Taking into account the above-mentioned facts, researchers in the study found that:

Heart attacks in humans are known to strike most commonly in the morning, and research suggests that morning heart attacks tend to be more severe than at night.

In mice, the numbers of monocytes, a type of white blood cell that fights off bacteria, viruses, and fungi –are elevated in the blood during the day. At night, monocytes are elevated in infarcted heart tissue, resulting in decreased cardiac protection at that time of day relative to morning.

Parasite infections are time-of-day dependent. Mice infected with the gastrointestinal parasite Trichuris muris in the morning have been able to kill worms significantly faster than those infected in the evening.

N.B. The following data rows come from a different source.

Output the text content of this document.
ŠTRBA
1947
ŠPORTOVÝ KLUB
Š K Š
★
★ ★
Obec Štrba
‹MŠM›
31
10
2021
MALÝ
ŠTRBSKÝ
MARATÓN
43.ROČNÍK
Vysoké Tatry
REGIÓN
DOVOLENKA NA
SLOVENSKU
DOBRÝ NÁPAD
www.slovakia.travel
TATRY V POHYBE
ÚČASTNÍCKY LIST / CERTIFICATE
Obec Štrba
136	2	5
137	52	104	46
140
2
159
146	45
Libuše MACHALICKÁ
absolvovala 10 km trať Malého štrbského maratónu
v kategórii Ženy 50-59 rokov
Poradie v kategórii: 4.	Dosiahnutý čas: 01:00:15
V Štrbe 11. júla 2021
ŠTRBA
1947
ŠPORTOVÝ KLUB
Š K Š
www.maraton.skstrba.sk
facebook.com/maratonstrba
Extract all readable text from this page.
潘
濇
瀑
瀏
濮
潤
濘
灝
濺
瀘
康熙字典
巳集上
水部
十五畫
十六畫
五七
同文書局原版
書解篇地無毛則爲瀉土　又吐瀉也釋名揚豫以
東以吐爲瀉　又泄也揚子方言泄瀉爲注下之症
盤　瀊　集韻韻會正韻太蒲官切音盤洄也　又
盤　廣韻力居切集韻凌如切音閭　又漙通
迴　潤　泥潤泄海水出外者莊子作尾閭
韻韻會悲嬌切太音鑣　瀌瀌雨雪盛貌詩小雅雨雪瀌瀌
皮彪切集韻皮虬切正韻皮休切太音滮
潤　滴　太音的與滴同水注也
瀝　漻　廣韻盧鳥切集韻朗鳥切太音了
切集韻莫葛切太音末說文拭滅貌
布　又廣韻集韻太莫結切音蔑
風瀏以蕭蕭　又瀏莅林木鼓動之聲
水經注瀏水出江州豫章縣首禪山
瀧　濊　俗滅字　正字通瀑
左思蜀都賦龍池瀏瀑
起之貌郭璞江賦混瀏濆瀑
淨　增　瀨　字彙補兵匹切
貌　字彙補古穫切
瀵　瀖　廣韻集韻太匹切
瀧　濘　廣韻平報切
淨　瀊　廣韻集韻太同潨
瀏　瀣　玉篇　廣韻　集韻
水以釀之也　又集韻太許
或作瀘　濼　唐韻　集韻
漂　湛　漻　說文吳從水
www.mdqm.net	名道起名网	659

Allergic symptoms follow a time-of-day dependent rhythmicity, generally worse between midnight and early morning. Hence, the molecular clock can physiologically drive innate immune cell recruitment and the outcomes of asthma in humans, or airway inflammation in mice, the review notes.

"Investigating circadian rhythms in innate and adaptive immunity is a great tool to generally understand the physiological interplay and time-dependent succession of events in generating immune responses," said senior author Christoph Scheiermann, University of Geneva.